Либеральная часть Кремля, посылающая сигналы владивостокским и иным «оранжистам», дозрела и до собирания досье по подозрению в путинизме. Чай, не 1956 год! Доказать, что самые верные путинисты – это Д.Медведев и та часть «кремлевских либералов», которая составляет досье, раз плюнуть. Вторая (ноябрьско-декабрьская) волна катастрофы-2009 накроет и «медведевцев», и «путинистов». Так что – шутовство в сторону. Хотите о Путине серьезно поговорить? Давайте, но… Занявшись «перестройкой-2», вы должны назвать путинскую реальность «застоем-2». И – определить, что же такое «застой».

Дано: избыточная энергия (революционная, оттепельная, реформистская и так далее).

Требуется: «прекращение бардака».

«Застой» – это «прекращение бардака», то есть ликвидация энергетического избытка? Но ведь (за вычетом штучных гиперэксцессов) закон сохранения социальной энергии выполняется в той же степени, как и закон сохранения любой энергии вообще.

Конечно, если вывезти всю буйную молодежь из метрополии в колонии… Уничтожить существенную часть этой молодежи в очень большой войне… Устроить очень масштабный и очень целенаправленный геноцид… Тогда, наверное, можно изъять эту самую избыточную энергию. Но ни «застойщик-1» по фамилии Брежнев, ни «застойщик-2» по фамилии Путин ничего такого не делали. Даже 1937 год и Великая Отечественная война не смогли обнулить советские социоэнергетические избытки! А уж Брежнев-то… Или Путин…

КТО-ТО СРАЗУ ЗАВОПИТ: «Он отмывает Путина!» Да погоди, дослушай. Если избытки энергии не изымаются при «застое», то что же «застой» с этими избытками делает?
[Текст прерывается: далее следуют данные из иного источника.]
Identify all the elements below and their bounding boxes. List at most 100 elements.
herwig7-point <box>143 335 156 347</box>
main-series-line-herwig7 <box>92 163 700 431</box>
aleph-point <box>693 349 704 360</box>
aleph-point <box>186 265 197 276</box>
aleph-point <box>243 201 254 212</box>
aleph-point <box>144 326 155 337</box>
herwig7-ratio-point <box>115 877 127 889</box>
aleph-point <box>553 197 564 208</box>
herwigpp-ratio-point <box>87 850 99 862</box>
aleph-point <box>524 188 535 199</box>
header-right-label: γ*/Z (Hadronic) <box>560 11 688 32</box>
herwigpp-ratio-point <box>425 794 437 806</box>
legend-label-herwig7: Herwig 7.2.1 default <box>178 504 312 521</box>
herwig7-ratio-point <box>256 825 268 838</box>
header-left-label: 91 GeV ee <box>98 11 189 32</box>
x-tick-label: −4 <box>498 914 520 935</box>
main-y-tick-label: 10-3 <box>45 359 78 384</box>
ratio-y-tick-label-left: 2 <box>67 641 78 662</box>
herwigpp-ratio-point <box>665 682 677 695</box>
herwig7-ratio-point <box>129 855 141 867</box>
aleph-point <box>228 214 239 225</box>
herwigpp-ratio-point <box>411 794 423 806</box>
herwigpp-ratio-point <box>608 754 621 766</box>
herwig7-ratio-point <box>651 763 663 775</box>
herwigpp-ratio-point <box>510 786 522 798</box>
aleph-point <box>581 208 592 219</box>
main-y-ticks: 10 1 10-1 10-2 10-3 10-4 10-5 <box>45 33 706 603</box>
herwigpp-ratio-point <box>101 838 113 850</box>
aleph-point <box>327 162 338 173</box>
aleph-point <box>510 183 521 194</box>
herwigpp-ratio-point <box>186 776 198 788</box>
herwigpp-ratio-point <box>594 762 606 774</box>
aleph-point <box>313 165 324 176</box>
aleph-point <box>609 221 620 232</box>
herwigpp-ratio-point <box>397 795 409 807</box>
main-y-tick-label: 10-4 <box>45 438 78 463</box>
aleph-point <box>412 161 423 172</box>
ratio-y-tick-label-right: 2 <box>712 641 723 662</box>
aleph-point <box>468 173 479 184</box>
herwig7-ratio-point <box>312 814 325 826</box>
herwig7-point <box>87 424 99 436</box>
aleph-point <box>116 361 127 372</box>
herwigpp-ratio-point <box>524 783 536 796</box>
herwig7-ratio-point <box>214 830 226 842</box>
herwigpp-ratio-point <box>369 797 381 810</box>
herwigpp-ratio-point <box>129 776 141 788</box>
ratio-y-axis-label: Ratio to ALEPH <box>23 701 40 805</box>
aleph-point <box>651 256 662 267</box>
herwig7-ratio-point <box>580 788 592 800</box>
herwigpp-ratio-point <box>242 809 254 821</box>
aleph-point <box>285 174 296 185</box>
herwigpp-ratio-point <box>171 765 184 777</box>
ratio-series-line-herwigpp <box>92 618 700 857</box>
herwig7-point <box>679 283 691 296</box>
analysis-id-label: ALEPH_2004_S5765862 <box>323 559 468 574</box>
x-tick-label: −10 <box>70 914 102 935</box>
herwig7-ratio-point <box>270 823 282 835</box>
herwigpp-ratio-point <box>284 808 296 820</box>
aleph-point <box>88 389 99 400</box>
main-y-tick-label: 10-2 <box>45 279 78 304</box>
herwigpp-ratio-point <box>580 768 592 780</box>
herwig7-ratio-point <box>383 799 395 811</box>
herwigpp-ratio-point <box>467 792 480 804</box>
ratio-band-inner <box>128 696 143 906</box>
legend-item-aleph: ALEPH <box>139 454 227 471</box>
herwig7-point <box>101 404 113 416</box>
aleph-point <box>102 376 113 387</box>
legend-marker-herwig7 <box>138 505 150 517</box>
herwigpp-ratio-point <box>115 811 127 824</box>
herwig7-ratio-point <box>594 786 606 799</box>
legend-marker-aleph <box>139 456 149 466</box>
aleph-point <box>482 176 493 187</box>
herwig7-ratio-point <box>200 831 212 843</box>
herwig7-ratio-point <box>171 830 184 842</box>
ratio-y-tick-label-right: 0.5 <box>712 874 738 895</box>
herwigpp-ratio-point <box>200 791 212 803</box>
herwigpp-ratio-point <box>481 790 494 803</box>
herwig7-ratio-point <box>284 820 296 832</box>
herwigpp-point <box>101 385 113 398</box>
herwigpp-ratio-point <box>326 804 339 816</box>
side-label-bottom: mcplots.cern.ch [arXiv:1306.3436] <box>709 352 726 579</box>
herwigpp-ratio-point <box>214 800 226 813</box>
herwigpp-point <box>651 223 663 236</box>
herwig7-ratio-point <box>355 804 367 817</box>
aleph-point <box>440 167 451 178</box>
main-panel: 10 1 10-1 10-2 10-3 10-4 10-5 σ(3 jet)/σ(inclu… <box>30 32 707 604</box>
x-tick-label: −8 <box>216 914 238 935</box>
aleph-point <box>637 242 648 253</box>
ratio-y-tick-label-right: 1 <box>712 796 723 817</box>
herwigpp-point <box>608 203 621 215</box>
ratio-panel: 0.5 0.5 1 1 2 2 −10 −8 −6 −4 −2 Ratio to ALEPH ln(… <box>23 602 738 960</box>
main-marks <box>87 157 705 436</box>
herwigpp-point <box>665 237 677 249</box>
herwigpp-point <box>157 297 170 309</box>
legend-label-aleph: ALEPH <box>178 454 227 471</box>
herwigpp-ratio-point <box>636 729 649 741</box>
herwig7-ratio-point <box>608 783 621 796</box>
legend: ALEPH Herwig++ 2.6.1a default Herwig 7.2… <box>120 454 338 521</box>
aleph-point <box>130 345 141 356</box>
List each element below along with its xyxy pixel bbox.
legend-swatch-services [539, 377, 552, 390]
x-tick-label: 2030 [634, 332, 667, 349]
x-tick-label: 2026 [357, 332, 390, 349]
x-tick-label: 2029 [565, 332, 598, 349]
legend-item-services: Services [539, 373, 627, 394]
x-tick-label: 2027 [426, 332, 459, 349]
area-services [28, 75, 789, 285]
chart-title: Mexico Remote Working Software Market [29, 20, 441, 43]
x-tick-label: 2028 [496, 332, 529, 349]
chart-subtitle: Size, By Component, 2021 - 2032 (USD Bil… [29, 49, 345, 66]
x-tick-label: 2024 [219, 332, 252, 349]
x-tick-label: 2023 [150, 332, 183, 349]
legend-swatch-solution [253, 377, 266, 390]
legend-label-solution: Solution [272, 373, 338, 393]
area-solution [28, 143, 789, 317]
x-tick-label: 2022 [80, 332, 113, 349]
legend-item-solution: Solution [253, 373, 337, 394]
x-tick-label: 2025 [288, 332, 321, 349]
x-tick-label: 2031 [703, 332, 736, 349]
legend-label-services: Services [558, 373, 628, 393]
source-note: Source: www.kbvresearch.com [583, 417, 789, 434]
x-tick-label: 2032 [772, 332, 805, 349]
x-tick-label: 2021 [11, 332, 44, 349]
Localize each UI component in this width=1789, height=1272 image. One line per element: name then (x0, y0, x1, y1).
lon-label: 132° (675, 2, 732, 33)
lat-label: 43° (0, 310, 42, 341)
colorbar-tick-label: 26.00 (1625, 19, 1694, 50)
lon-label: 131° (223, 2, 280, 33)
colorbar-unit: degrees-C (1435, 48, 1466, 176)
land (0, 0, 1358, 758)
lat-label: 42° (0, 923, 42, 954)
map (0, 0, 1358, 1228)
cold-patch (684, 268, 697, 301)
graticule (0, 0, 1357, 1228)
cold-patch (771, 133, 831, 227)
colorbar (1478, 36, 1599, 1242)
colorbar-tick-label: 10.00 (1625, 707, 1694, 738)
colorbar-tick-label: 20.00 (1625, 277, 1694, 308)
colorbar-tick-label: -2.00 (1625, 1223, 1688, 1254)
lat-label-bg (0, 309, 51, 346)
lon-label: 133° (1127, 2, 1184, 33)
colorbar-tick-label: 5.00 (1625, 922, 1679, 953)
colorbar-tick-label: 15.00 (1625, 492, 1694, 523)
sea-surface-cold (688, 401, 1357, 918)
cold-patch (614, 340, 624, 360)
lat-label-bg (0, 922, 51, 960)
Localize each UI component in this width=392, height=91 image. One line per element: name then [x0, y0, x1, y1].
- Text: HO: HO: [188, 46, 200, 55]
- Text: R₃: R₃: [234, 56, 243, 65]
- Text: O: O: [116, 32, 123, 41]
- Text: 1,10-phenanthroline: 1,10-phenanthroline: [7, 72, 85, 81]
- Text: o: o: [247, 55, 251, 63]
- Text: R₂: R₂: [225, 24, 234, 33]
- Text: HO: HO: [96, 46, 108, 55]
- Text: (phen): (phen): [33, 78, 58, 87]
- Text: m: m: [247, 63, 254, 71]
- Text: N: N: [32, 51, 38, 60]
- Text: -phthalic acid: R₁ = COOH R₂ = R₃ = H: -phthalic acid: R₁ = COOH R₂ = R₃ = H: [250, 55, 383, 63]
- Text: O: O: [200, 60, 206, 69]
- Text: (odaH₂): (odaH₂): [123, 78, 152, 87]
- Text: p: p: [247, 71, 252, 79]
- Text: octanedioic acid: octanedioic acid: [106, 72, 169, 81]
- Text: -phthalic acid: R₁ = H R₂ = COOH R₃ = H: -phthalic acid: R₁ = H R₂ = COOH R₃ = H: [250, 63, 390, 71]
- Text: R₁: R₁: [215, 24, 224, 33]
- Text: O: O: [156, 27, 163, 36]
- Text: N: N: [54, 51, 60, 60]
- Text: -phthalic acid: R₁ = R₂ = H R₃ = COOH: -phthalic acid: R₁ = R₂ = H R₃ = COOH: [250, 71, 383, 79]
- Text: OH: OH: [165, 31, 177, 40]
Отвечаю: он их всего лишь перемещает с одних уровней на другие. Но при таком перемещении качество энергии меняется.

Брежнев загнал энергию, добравшуюся при Хрущеве до околополитических уровней, – на диссидентские кухни. Где она и получила другое качество. После чего ее уже в этом, изрядно «стухшем», так сказать, качестве извлек оттуда Горбачев и переместил на уровень собственно политический (Съезд народных депутатов, экраны телевидения и т.п.).

Горбачев туда переместил стухшее! Когда на политический уровень прорывается свежая, здоровая энергия – мы имеем дело с революцией (обычной или революцией сверху). Когда на этот же уровень прорывается энергия стухшая (регрессивный гной, так сказать), то это «перестройка».

Итак, «перестройка» – это не УНИВЕРСАЛЬНЫЙ механизм преодоления застоя. Это именно РЕГРЕССИВНЫЙ механизм преодоления застоя («выживание через упрощение»). Революция же – это прогрессивный механизм преодоления застоя («выживание через усложнение»). Так что вы «перестройку», пожалуйста, не путайте ни с революцией сверху, ни с революцией как таковой. «Перестройки» – это когда хотят преодолеть «застой», но говорят о «лимитах на революцию».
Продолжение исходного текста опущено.